Local leaders are hoping that the Cowichan Valley’s many voices raised together in asking for the help of the entire region to solve two of the Cowichan Valley’s most pressing issues, the housing and opioid crises, will attract action and funding from senior governments.
Seven of the community’s most prominent politicians issued a joint plea on June 27, encouraging members of the community to write to both the provincial and federal governments and asking them to demand help.
Cowichan Tribes chief William Seymour, MP Alistair MacGregor, MLA Sonia Furstenau, Duncan mayor Michelle Staples and North Cowichan mayor Al Siebring, joined CVRD chair Ian Morrison and, School Board chair Candace Spilsbury in the request.
“We need everyone who lives in the region to reach out to the province and let them know we need support here,” Staples said, adding the City of Duncan and the more populated parts of North Cowichan and Tribes land see the bulk of those dealing with the homelessness, mental health and addiction issues because it’s the region’s core and that’s where the services are.
The solution is something citizens from all corners need to be in on.
“They are our neighbours, our children and people who came here, like so many of us, to make a home and live their life in a beautiful place,” she said. “Things don’t always end up the way we plan and people’s circumstances change and their lives are impacted in ways we cannot understand and should not judge.”
Even so, she said, the impact of the ongoing crises are weighing on everyone.
“…changes to our personal safety, people’s inability to enjoy where they live and the impacts felt to businesses and community members are compounding every day,” Staples noted.
The meeting of the group of seven leaders was the second such and a third is slated for August.
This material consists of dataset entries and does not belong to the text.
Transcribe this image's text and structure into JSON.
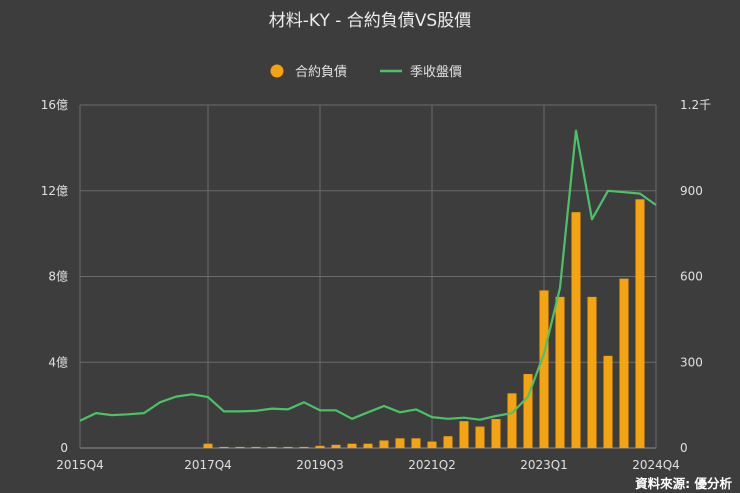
{
  "colors": {
    "background": "#3d3d3d",
    "bar": "#f5a30f",
    "line": "#4cc268",
    "grid": "#6a6a6a"
  },
  "chart_data": {
    "type": "bar+line",
    "title": "材料-KY - 合約負債VS股價",
    "legend": {
      "placement": "top-center"
    },
    "grid": true,
    "x_tick_labels": [
      "2015Q4",
      "2017Q4",
      "2019Q3",
      "2021Q2",
      "2023Q1",
      "2024Q4"
    ],
    "x_tick_indices": [
      0,
      8,
      15,
      22,
      29,
      36
    ],
    "categories": [
      "2015Q4",
      "2016Q1",
      "2016Q2",
      "2016Q3",
      "2016Q4",
      "2017Q1",
      "2017Q2",
      "2017Q3",
      "2017Q4",
      "2018Q1",
      "2018Q2",
      "2018Q3",
      "2018Q4",
      "2019Q1",
      "2019Q2",
      "2019Q3",
      "2019Q4",
      "2020Q1",
      "2020Q2",
      "2020Q3",
      "2020Q4",
      "2021Q1",
      "2021Q2",
      "2021Q3",
      "2021Q4",
      "2022Q1",
      "2022Q2",
      "2022Q3",
      "2022Q4",
      "2023Q1",
      "2023Q2",
      "2023Q3",
      "2023Q4",
      "2024Q1",
      "2024Q2",
      "2024Q3",
      "2024Q4"
    ],
    "y_left": {
      "ylim": [
        0,
        16
      ],
      "ticks": [
        0,
        4,
        8,
        12,
        16
      ],
      "tick_labels": [
        "0",
        "4億",
        "8億",
        "12億",
        "16億"
      ]
    },
    "y_right": {
      "ylim": [
        0,
        1200
      ],
      "ticks": [
        0,
        300,
        600,
        900,
        1200
      ],
      "tick_labels": [
        "0",
        "300",
        "600",
        "900",
        "1.2千"
      ]
    },
    "series": [
      {
        "name": "合約負債",
        "type": "bar",
        "axis": "left",
        "values": [
          0,
          0,
          0,
          0,
          0,
          0,
          0,
          0,
          0.2,
          0.05,
          0.05,
          0.05,
          0.05,
          0.05,
          0.05,
          0.1,
          0.15,
          0.2,
          0.2,
          0.35,
          0.45,
          0.45,
          0.3,
          0.55,
          1.25,
          1.0,
          1.35,
          2.55,
          3.45,
          7.35,
          7.05,
          11.0,
          7.05,
          4.3,
          7.9,
          11.6,
          0
        ]
      },
      {
        "name": "季收盤價",
        "type": "line",
        "axis": "right",
        "values": [
          95,
          122,
          115,
          118,
          122,
          160,
          180,
          188,
          178,
          128,
          128,
          130,
          138,
          135,
          160,
          132,
          132,
          102,
          125,
          147,
          125,
          135,
          108,
          102,
          106,
          99,
          112,
          122,
          180,
          330,
          560,
          1110,
          800,
          900,
          895,
          890,
          850
        ]
      }
    ]
  },
  "source": {
    "label": "資料來源: 優分析"
  }
}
“Local leadership, including representatives from all levels of government, coming together to work on solutions to these crises in our community is a clear indication of the serious need for action,” MacGregor said. “It is my hope that our federal government, in particular, will respond in a sincere and worthwhile way to this demonstration of a united community front and provide the entire spectrum of policy changes and resources necessary to meaningfully help members of our community suffering from housing, mental health, and addictions problems.”
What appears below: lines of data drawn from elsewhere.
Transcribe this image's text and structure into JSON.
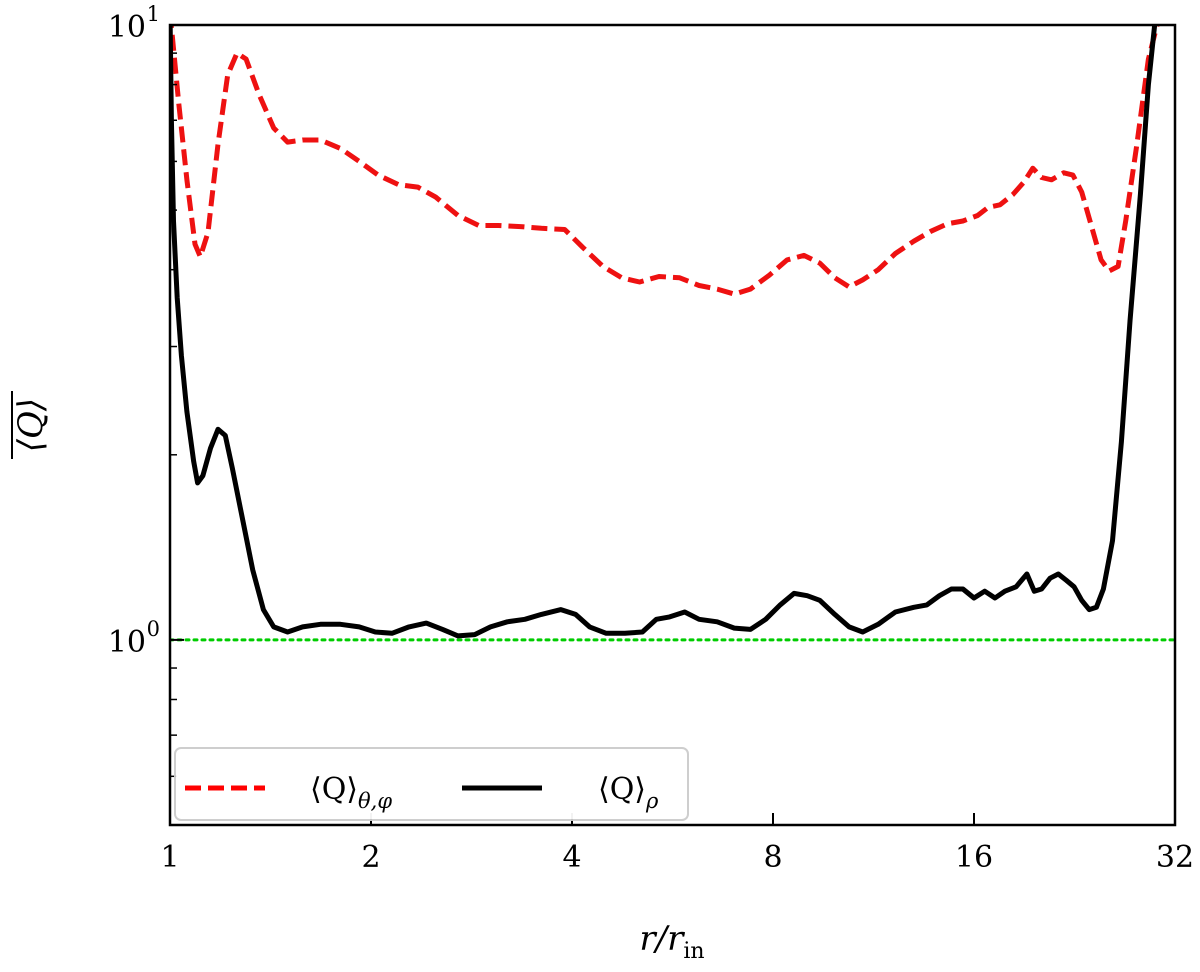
{
  "chart_data": {
    "type": "line",
    "xlabel": "r/r_in",
    "ylabel": "⟨Q⟩ (time-averaged)",
    "xscale": "log2",
    "yscale": "log10",
    "xlim": [
      1,
      32
    ],
    "ylim": [
      0.5,
      10
    ],
    "x_ticks": [
      1,
      2,
      4,
      8,
      16,
      32
    ],
    "x_tick_labels": [
      "1",
      "2",
      "4",
      "8",
      "16",
      "32"
    ],
    "y_ticks": [
      1,
      10
    ],
    "y_tick_labels": [
      {
        "base": "10",
        "exp": "0"
      },
      {
        "base": "10",
        "exp": "1"
      }
    ],
    "y_minor_ticks": [
      0.5,
      0.6,
      0.7,
      0.8,
      0.9,
      2,
      3,
      4,
      5,
      6,
      7,
      8,
      9
    ],
    "legend": {
      "placement": "bottom-left",
      "entries": [
        {
          "label_main": "⟨Q⟩",
          "label_sub": "θ,φ",
          "style": "dashed",
          "color": "#ff0000"
        },
        {
          "label_main": "⟨Q⟩",
          "label_sub": "ρ",
          "style": "solid",
          "color": "#000000"
        }
      ]
    },
    "reference_line": {
      "y": 1.0,
      "color": "#00cc00",
      "style": "dotted"
    },
    "series": [
      {
        "color": "#ee1111",
        "style": "dashed",
        "points": [
          [
            1.0,
            10.5
          ],
          [
            1.03,
            7.5
          ],
          [
            1.06,
            5.6
          ],
          [
            1.09,
            4.4
          ],
          [
            1.11,
            4.2
          ],
          [
            1.14,
            4.6
          ],
          [
            1.18,
            6.4
          ],
          [
            1.22,
            8.3
          ],
          [
            1.26,
            9.0
          ],
          [
            1.3,
            8.8
          ],
          [
            1.36,
            7.7
          ],
          [
            1.43,
            6.8
          ],
          [
            1.5,
            6.45
          ],
          [
            1.58,
            6.5
          ],
          [
            1.68,
            6.5
          ],
          [
            1.8,
            6.3
          ],
          [
            1.92,
            6.0
          ],
          [
            2.05,
            5.7
          ],
          [
            2.2,
            5.5
          ],
          [
            2.35,
            5.45
          ],
          [
            2.5,
            5.25
          ],
          [
            2.7,
            4.9
          ],
          [
            2.9,
            4.72
          ],
          [
            3.1,
            4.72
          ],
          [
            3.35,
            4.7
          ],
          [
            3.6,
            4.67
          ],
          [
            3.9,
            4.65
          ],
          [
            4.15,
            4.35
          ],
          [
            4.45,
            4.05
          ],
          [
            4.75,
            3.88
          ],
          [
            5.05,
            3.82
          ],
          [
            5.4,
            3.9
          ],
          [
            5.8,
            3.88
          ],
          [
            6.2,
            3.77
          ],
          [
            6.6,
            3.72
          ],
          [
            7.0,
            3.65
          ],
          [
            7.4,
            3.72
          ],
          [
            7.9,
            3.92
          ],
          [
            8.4,
            4.15
          ],
          [
            8.9,
            4.22
          ],
          [
            9.4,
            4.1
          ],
          [
            9.9,
            3.88
          ],
          [
            10.4,
            3.75
          ],
          [
            10.9,
            3.85
          ],
          [
            11.5,
            4.0
          ],
          [
            12.2,
            4.25
          ],
          [
            13.0,
            4.45
          ],
          [
            13.8,
            4.62
          ],
          [
            14.6,
            4.75
          ],
          [
            15.4,
            4.8
          ],
          [
            16.2,
            4.9
          ],
          [
            16.8,
            5.05
          ],
          [
            17.5,
            5.1
          ],
          [
            18.3,
            5.3
          ],
          [
            19.0,
            5.55
          ],
          [
            19.6,
            5.85
          ],
          [
            20.2,
            5.65
          ],
          [
            20.9,
            5.6
          ],
          [
            21.8,
            5.75
          ],
          [
            22.5,
            5.7
          ],
          [
            23.2,
            5.35
          ],
          [
            24.0,
            4.7
          ],
          [
            24.8,
            4.15
          ],
          [
            25.5,
            3.98
          ],
          [
            26.3,
            4.05
          ],
          [
            27.0,
            4.8
          ],
          [
            28.0,
            6.3
          ],
          [
            29.2,
            8.8
          ],
          [
            30.5,
            10.6
          ]
        ]
      },
      {
        "color": "#000000",
        "style": "solid",
        "points": [
          [
            1.0,
            10.5
          ],
          [
            1.005,
            7.0
          ],
          [
            1.012,
            4.8
          ],
          [
            1.025,
            3.6
          ],
          [
            1.04,
            2.9
          ],
          [
            1.06,
            2.35
          ],
          [
            1.085,
            1.95
          ],
          [
            1.1,
            1.8
          ],
          [
            1.12,
            1.85
          ],
          [
            1.15,
            2.05
          ],
          [
            1.18,
            2.2
          ],
          [
            1.21,
            2.15
          ],
          [
            1.24,
            1.9
          ],
          [
            1.28,
            1.6
          ],
          [
            1.33,
            1.3
          ],
          [
            1.38,
            1.12
          ],
          [
            1.43,
            1.05
          ],
          [
            1.5,
            1.03
          ],
          [
            1.58,
            1.05
          ],
          [
            1.68,
            1.06
          ],
          [
            1.8,
            1.06
          ],
          [
            1.92,
            1.05
          ],
          [
            2.03,
            1.03
          ],
          [
            2.15,
            1.025
          ],
          [
            2.28,
            1.05
          ],
          [
            2.42,
            1.065
          ],
          [
            2.56,
            1.04
          ],
          [
            2.7,
            1.015
          ],
          [
            2.86,
            1.02
          ],
          [
            3.02,
            1.05
          ],
          [
            3.2,
            1.07
          ],
          [
            3.4,
            1.08
          ],
          [
            3.6,
            1.1
          ],
          [
            3.85,
            1.12
          ],
          [
            4.05,
            1.1
          ],
          [
            4.25,
            1.05
          ],
          [
            4.5,
            1.025
          ],
          [
            4.8,
            1.025
          ],
          [
            5.1,
            1.03
          ],
          [
            5.35,
            1.08
          ],
          [
            5.6,
            1.09
          ],
          [
            5.9,
            1.11
          ],
          [
            6.2,
            1.08
          ],
          [
            6.6,
            1.07
          ],
          [
            7.0,
            1.045
          ],
          [
            7.4,
            1.04
          ],
          [
            7.8,
            1.08
          ],
          [
            8.2,
            1.14
          ],
          [
            8.6,
            1.19
          ],
          [
            9.0,
            1.18
          ],
          [
            9.4,
            1.16
          ],
          [
            9.9,
            1.1
          ],
          [
            10.4,
            1.05
          ],
          [
            10.9,
            1.03
          ],
          [
            11.5,
            1.06
          ],
          [
            12.2,
            1.11
          ],
          [
            13.0,
            1.13
          ],
          [
            13.6,
            1.14
          ],
          [
            14.2,
            1.18
          ],
          [
            14.8,
            1.21
          ],
          [
            15.4,
            1.21
          ],
          [
            16.0,
            1.17
          ],
          [
            16.6,
            1.2
          ],
          [
            17.2,
            1.17
          ],
          [
            17.8,
            1.2
          ],
          [
            18.5,
            1.22
          ],
          [
            19.2,
            1.28
          ],
          [
            19.7,
            1.2
          ],
          [
            20.2,
            1.21
          ],
          [
            20.8,
            1.26
          ],
          [
            21.4,
            1.28
          ],
          [
            22.0,
            1.25
          ],
          [
            22.6,
            1.22
          ],
          [
            23.2,
            1.16
          ],
          [
            23.8,
            1.12
          ],
          [
            24.4,
            1.13
          ],
          [
            25.0,
            1.21
          ],
          [
            25.8,
            1.45
          ],
          [
            26.6,
            2.1
          ],
          [
            27.4,
            3.3
          ],
          [
            28.4,
            5.3
          ],
          [
            29.2,
            8.0
          ],
          [
            30.0,
            10.6
          ]
        ]
      }
    ]
  }
}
Local leaders have talked about low barrier shelter, more funding for staff, security, and neighbourhood support for the services that already exist, such as Warmland House, the overdose prevention site and the needle pick up program. But more is needed. More mental health and addictions services are needed, as are treatment centres, follow up services, a youth shelter, and affordable supportive housing for seniors and the list goes on.
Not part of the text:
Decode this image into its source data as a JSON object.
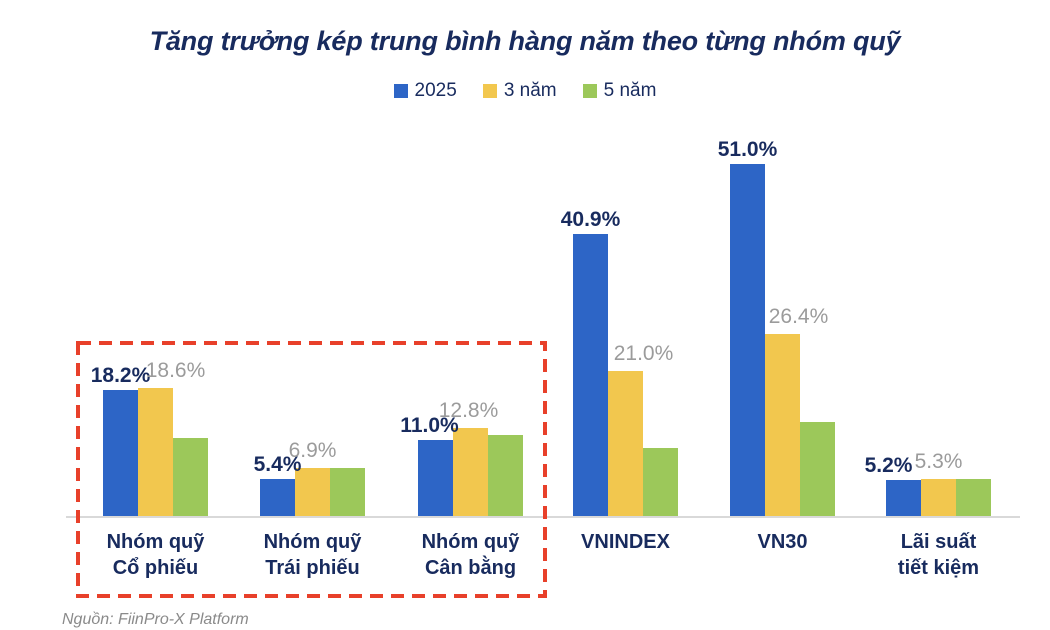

Current service providers are not just strapped for cash but are exhausted and the uphill battle continues to grow.
“Everyone and every service is overwhelmed with need, underfunded and under attack. Exhausted service providers need community members to ask what they can do and how they can help,” said a press release issued by the leadership coalition.
“I acknowledge there’s considerable community frustration over both the housing situation and the mental health and opioid crisis,” Siebring said. “Local governments and Cowichan Tribes simply don’t have the capacity to deal with these things on our own. We have done as much as we can to move this file forward with the federal and provincial ministries in terms of trying to secure funding for new initiatives, and now it’s time for those ministries to hear directly from the community on how critical it is that they step up to help.”